The purpose of building an index to a set of data is to provide a means of locating elements in the set without performing a linear search. One method of doing this is hashing.

Hashing is the process of transforming the key for a data record into an an address for it. In the ideal case, each key is a direct address for the record. In our case, if the key was the record number, this would be true. This would require one slot in the index for each possible record, even if not all possible records were in the database.

Generally, the hashing process involves transforming the key value into a number. This number is an index into a table that contains the address for the record. The transformation is one way. The hash value cannot be deciphered into a unique key. The transformation is many to one. The goal is to compress the space of possible keys into the space of hash values. For example, if the transformation or hash function, involves taking the key value modulo 13, then the range of key values is compressed into the integers 0 through 12.

Key Hashes to

1 1 1

2 10 10

3 13 0

4 14 1

5 998 10

	Key	Hashes to
1	1	1
2	10	10
3	13	0
4	14	1
5	998	10

The hash value is used as an index into the hash table.

When two keys, such as those in lines 1 and 4, have the same hash value, they are said to collide.

The goal of a hashing algorithm is to minimize collisions. Since this can't be reduced to zero, it must provide a means of handling the collisions.

Hash Tables

The hash table contains the information needed to resolve a hashed key into an address. The hash value is the index in the hash table where this information is kept. In our case, this will probably be both the key value and the disk address (or record number) of the record that contains the key. The entries in the table are initialized to a value that is outside the key space. This allows the algorithm to detect an empty slot.

Hashing Functions

A good hashing function produces a large compression of the space of key values, is easy to implement and fast to run. It should also produces a fairly even distribution of collisions. For our purposes, we will convert the key string to an integer and then use the modulo operator to reduce the space. A good rule of thumb is to use a prime number as the modulo base.

Collision Techniques

There are a large number of algorithms to deal with collisions. We will look at two general classes of them.

Open Address

Open address techniques search the table systematically to find an open slot to put the new key in. There are a number of search methods. In linear probing after a collision is detected, the algorithm looks linearly through the table until it finds an open slot. When a lookup is done, the key is hashed and the table searched in a similar way to find the entry. On problem with this mechanism is when a number of keys hash to the same value. Then, the collision chain from this value could take up slots that other keys hash to.

Quadratic hashing is an attempt to fix this. Instead of looking in the adjacent slot for a place to put a value after a collision, the algorithm looks farther away. This leaves gaps in the table so other keys are less likely to find some other value in their slot.

Problems

The biggest problem here is deciding how much space to allocate for the has table up front. If there is not enough, eventually some keys will be hashed and not be able to find open slots. Too much, and the space is wasted. One solution is to change the size of the hash table on the fly.

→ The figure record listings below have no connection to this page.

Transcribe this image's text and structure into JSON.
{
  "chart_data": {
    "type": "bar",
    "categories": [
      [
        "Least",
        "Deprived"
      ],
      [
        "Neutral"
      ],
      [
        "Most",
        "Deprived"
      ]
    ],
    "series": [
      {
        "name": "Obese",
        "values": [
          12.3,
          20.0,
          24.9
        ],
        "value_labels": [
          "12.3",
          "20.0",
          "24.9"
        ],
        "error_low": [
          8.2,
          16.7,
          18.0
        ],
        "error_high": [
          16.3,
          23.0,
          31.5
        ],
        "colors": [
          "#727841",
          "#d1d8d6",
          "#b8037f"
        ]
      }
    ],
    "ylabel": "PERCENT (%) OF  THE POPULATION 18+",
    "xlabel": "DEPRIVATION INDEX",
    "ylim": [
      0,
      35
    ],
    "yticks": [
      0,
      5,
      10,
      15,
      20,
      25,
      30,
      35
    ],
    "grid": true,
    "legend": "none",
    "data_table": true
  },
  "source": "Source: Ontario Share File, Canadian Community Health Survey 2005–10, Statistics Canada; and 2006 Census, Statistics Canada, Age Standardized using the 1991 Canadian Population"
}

Deletion is a little tricky. The method we use to determine if a key is not already in the table is to follow the collision chain until we hit an empty slot. But if we delete a key by marking its slot empty, we could end a chain prematurely.

Chained Address

Chained addressing deals with several of these problems. The hash function is the same as before, but instead of storing the key at the hashed location, there is a pointer stored there to a linked list of all the values that hashed to the same place.

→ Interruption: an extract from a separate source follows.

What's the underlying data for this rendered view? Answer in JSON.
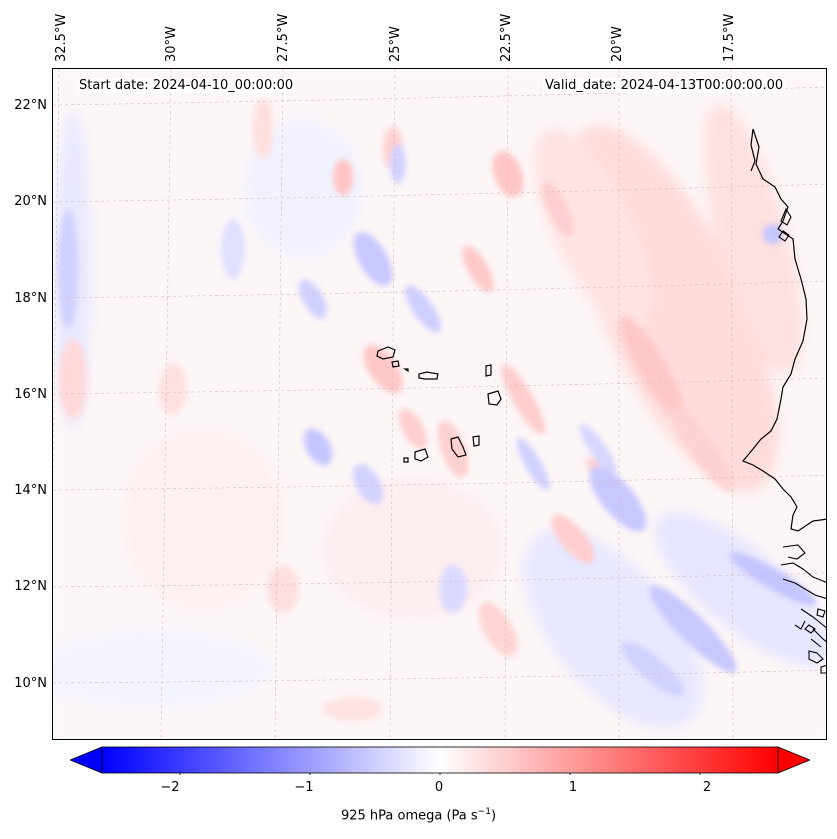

These pointers are all initialized to null. Collisions are handled by adding them to the list. Typically, they are added to the front of the list as this is fastest.

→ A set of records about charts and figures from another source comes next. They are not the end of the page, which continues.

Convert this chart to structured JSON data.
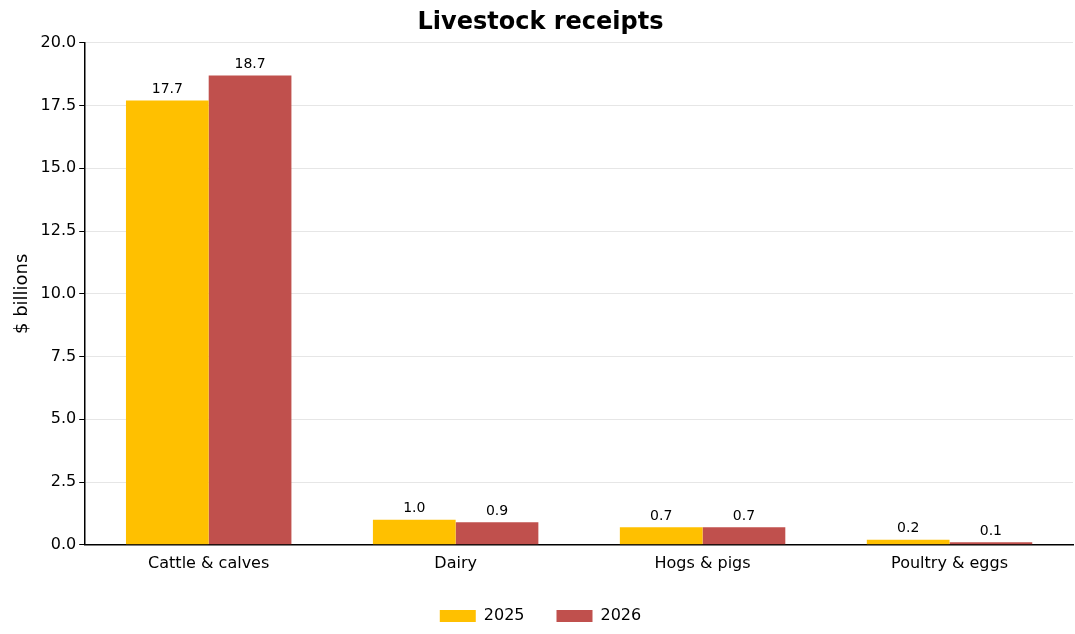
{
  "chart_data": {
    "type": "bar",
    "title": "Livestock receipts",
    "ylabel": "$ billions",
    "categories": [
      "Cattle & calves",
      "Dairy",
      "Hogs & pigs",
      "Poultry & eggs"
    ],
    "series": [
      {
        "name": "2025",
        "color": "#ffc000",
        "values": [
          17.7,
          1.0,
          0.7,
          0.2
        ],
        "value_labels": [
          "17.7",
          "1.0",
          "0.7",
          "0.2"
        ]
      },
      {
        "name": "2026",
        "color": "#c0504d",
        "values": [
          18.7,
          0.9,
          0.7,
          0.1
        ],
        "value_labels": [
          "18.7",
          "0.9",
          "0.7",
          "0.1"
        ]
      }
    ],
    "ylim": [
      0,
      20
    ],
    "yticks": [
      {
        "value": 0,
        "label": "0.0"
      },
      {
        "value": 2.5,
        "label": "2.5"
      },
      {
        "value": 5,
        "label": "5.0"
      },
      {
        "value": 7.5,
        "label": "7.5"
      },
      {
        "value": 10,
        "label": "10.0"
      },
      {
        "value": 12.5,
        "label": "12.5"
      },
      {
        "value": 15,
        "label": "15.0"
      },
      {
        "value": 17.5,
        "label": "17.5"
      },
      {
        "value": 20,
        "label": "20.0"
      }
    ],
    "grid": "y",
    "legend": "bottom"
  }
}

The table only needs to be as large as the hash value space. Deleting an entry means removing it from the list it is one. This has no affect on the other entries.

Problems

The lists could get long and searching a list is somewhat slower than searching an array. There is additional space used by the links.

Conclusions

The chained hashing technique is probably the simplest and most flexible. Hashing trades space for time. The search times can be almost independent of the number of items.